Per chi desidera approfondire in chiave formativa e clinica:
articolo di approfondimento: “Protocollo Transdiagnostico (UP) nell’era digitale: vantaggi, struttura e applicazioni”;
landing del webinar con programma completo, materiali e iscrizione gratuita:
https://www.sspbasilicata.it/webinar_protocollo_transdiagnostico/;
Realtà virtuale, programmi online e piattaforme interattive non sono solo “contenitori” diversi per la stessa terapia, ma:
permettono di simulare contesti emotivi complessi in modo controllato (ad esempio, situazioni sociali, luoghi temuti, scene che evocano emozioni intense);
rendono possibile monitorare in tempo reale pattern di evitamento e azioni impegnate;
facilitano l’accesso al trattamento a persone che, per distanza geografica o barriere pratiche, difficilmente si rivolgerebbero a un servizio tradizionale.

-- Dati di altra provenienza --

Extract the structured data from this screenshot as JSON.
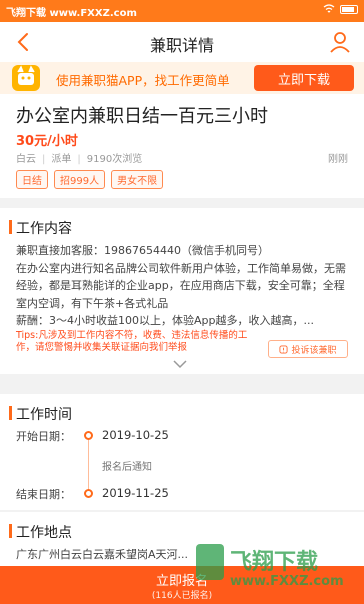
{
  "status": {
    "watermark": "飞翔下载 www.FXXZ.com",
    "battery_icon": "battery-icon"
  },
  "nav": {
    "title": "兼职详情",
    "back_icon": "back-arrow-icon",
    "user_icon": "user-icon"
  },
  "banner": {
    "text": "使用兼职猫APP，找工作更简单",
    "button": "立即下载"
  },
  "job": {
    "title": "办公室内兼职日结一百元三小时",
    "salary": "30元/小时",
    "district": "白云",
    "type": "派单",
    "views": "9190次浏览",
    "time": "刚刚",
    "tags": [
      "日结",
      "招999人",
      "男女不限"
    ]
  },
  "content": {
    "heading": "工作内容",
    "lines": [
      "兼职直接加客服：19867654440（微信手机同号）",
      "在办公室内进行知名品牌公司软件新用户体验，工作简单易做，无需经验，都是耳熟能详的企业app，在应用商店下载，安全可靠；全程室内空调，有下午茶+各式礼品",
      "薪酬：3～4小时收益100以上，体验App越多，收入越高，..."
    ],
    "tips": "Tips:凡涉及到工作内容不符，收费、违法信息传播的工作，请您警惕并收集关联证据向我们举报",
    "report_button": "投诉该兼职"
  },
  "schedule": {
    "heading": "工作时间",
    "start_label": "开始日期：",
    "start_value": "2019-10-25",
    "note": "报名后通知",
    "end_label": "结束日期：",
    "end_value": "2019-11-25"
  },
  "place": {
    "heading": "工作地点",
    "address": "广东广州白云白云嘉禾望岗A天河..."
  },
  "bottom": {
    "primary": "立即报名",
    "count": "(116人已报名)"
  },
  "watermark": {
    "cn": "飞翔下载",
    "en": "www.FXXZ.com"
  },
  "colors": {
    "accent": "#ff6a1a",
    "banner_bg": "#fff3e6",
    "salary": "#ff4a1a"
  }
}
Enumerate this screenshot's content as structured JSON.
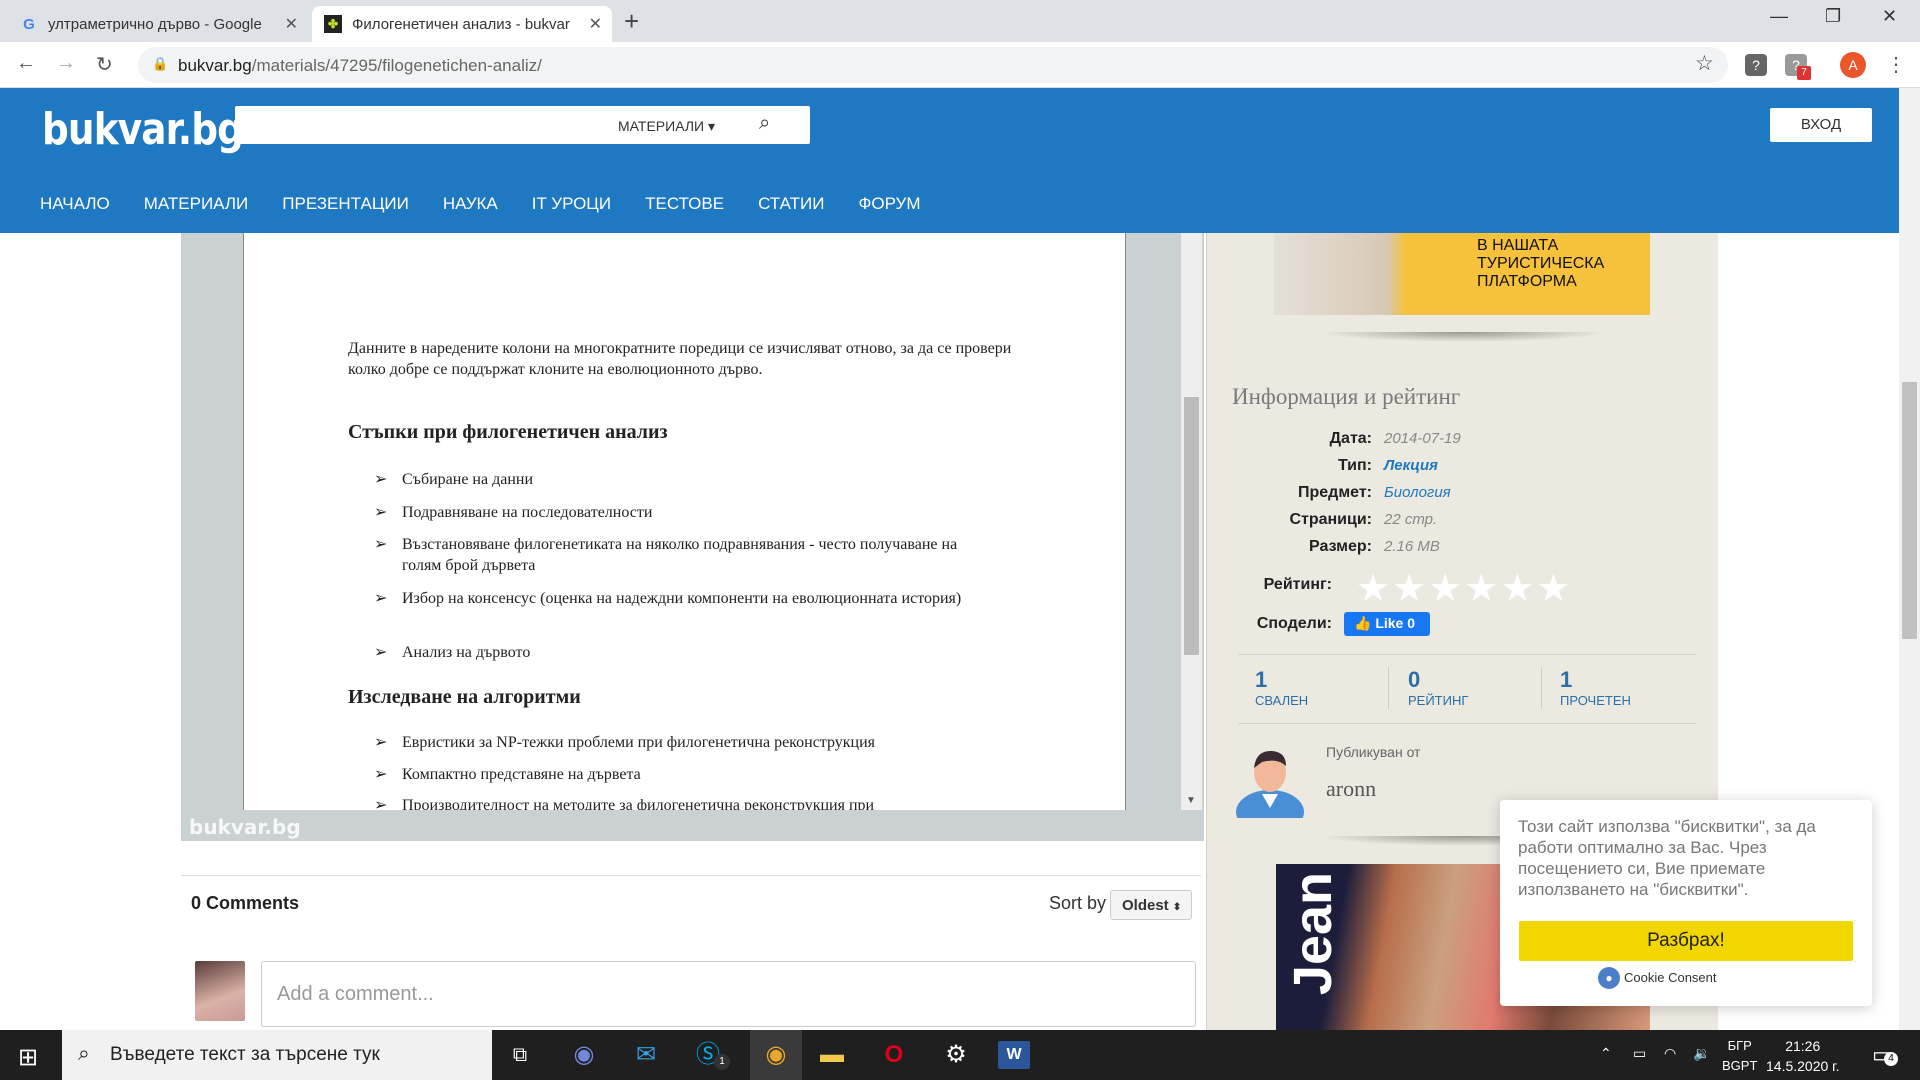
{
  "browser": {
    "tabs": [
      {
        "title": "ултраметрично дърво - Google",
        "favicon": "google-icon"
      },
      {
        "title": "Филогенетичен анализ - bukvar",
        "favicon": "bukvar-icon"
      }
    ],
    "url_host": "bukvar.bg",
    "url_path": "/materials/47295/filogenetichen-analiz/",
    "profile_initial": "A",
    "ext_badge": "7"
  },
  "site": {
    "logo": "bukvar.bg",
    "search_placeholder": "",
    "materials_dropdown": "МАТЕРИАЛИ",
    "login": "ВХОД",
    "menu": [
      "НАЧАЛО",
      "МАТЕРИАЛИ",
      "ПРЕЗЕНТАЦИИ",
      "НАУКА",
      "IT УРОЦИ",
      "ТЕСТОВЕ",
      "СТАТИИ",
      "ФОРУМ"
    ]
  },
  "document": {
    "paragraph": "Данните в наредените колони на многократните поредици се изчисляват отново, за да се провери колко добре се поддържат клоните на еволюционното дърво.",
    "heading1": "Стъпки при филогенетичен анализ",
    "steps": [
      "Събиране на данни",
      "Подравняване на последователности",
      "Възстановяване филогенетиката на няколко подравнявания - често получаване на голям брой дървета",
      "Избор на консенсус (оценка на надеждни компоненти на еволюционната история)",
      "Анализ на дървото"
    ],
    "heading2": "Изследване на алгоритми",
    "algorithms": [
      "Евристики за NP-тежки проблеми при филогенетична реконструкция",
      "Компактно представяне на дървета",
      "Производителност на методите за филогенетична реконструкция при"
    ],
    "watermark": "bukvar.bg"
  },
  "comments": {
    "count": "0 Comments",
    "sort_label": "Sort by",
    "sort_value": "Oldest",
    "placeholder": "Add a comment..."
  },
  "sidebar": {
    "ad_text": "В НАШАТА ТУРИСТИЧЕСКА ПЛАТФОРМА",
    "info_title": "Информация и рейтинг",
    "date_label": "Дата:",
    "date": "2014-07-19",
    "type_label": "Тип:",
    "type": "Лекция",
    "subject_label": "Предмет:",
    "subject": "Биология",
    "pages_label": "Страници:",
    "pages": "22 стр.",
    "size_label": "Размер:",
    "size": "2.16 MB",
    "rating_label": "Рейтинг:",
    "rating_value": 0,
    "rating_max": 6,
    "share_label": "Сподели:",
    "like": "Like 0",
    "stats": [
      {
        "n": "1",
        "l": "СВАЛЕН"
      },
      {
        "n": "0",
        "l": "РЕЙТИНГ"
      },
      {
        "n": "1",
        "l": "ПРОЧЕТЕН"
      }
    ],
    "published_by": "Публикуван от",
    "author": "aronn",
    "ad2_text": "Jean"
  },
  "cookie": {
    "text": "Този сайт използва \"бисквитки\", за да работи оптимално за Вас. Чрез посещението си, Вие приемате използването на \"бисквитки\".",
    "button": "Разбрах!",
    "brand": "Cookie Consent"
  },
  "taskbar": {
    "search_placeholder": "Въведете текст за търсене тук",
    "lang_top": "БГР",
    "lang_bottom": "BGPT",
    "time": "21:26",
    "date": "14.5.2020 г.",
    "notif_count": "4",
    "skype_badge": "1"
  }
}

In questo senso, l’era digitale non sostituisce la relazione terapeutica, ma estende gli spazi in cui la persona può sperimentare nuovi comportamenti e riscrivere la propria storia.
Cosa possiamo portarci a casa
Riassumendo, il messaggio chiave è duplice:
Smettere di aspettare la motivazione giusta.
La motivazione emotiva è instabile; quella valoriale si costruisce nell’azione.Accettare di iniziare in modo imperfetto.
Ogni piccolo comportamento coerente con i propri valori – anche se accompagnato da ansia, dubbio o insicurezza – è già un atto di cambiamento identitario.
La storia personale non si riscrive aspettando il momento perfetto, ma agendo nel momento presente, con tutte le sue imperfezioni.
La motivazione non è un fulmine che cade dall’alto: è un fuoco che si accende sfregando l’azione contro la realtà, un gesto alla volta.
Il contributo del webinar SSP Basilicata
Il webinar del 19 dicembre 2025, dedicato al Protocollo Transdiagnostico nell’era digitale con la prof.ssa Azucena García-Palacios, nasce proprio in questa prospettiva: offrire a clinici e specializzandi uno sguardo privilegiato su come UP e protocolli transdiagnostici stanno venendo adattati al digitale, con esempi concreti di moduli e strategie.
Riferimenti bibliografici
Barlow, D. H., et al. (2017). Unified Protocol for Transdiagnostic Treatment of Emotional Disorders: Therapist Guide. Oxford University Press.
García-Palacios, A., et al. (2014). The use of virtual reality for updating the treatment of emotional disorders. In Virtual Reality in Psychological, Medical and Pedagogical Applications.
Hayes, S. C., Strosahl, K. D., & Wilson, K. G. (2012). Acceptance and Commitment Therapy: The Process and Practice of Mindful Change. Guilford Press.
Martell, C. R., Dimidjian, S., & Herman-Dunn, R. (2010). Behavioral Activation for Depression: A Clinician’s Guide. Guilford Press.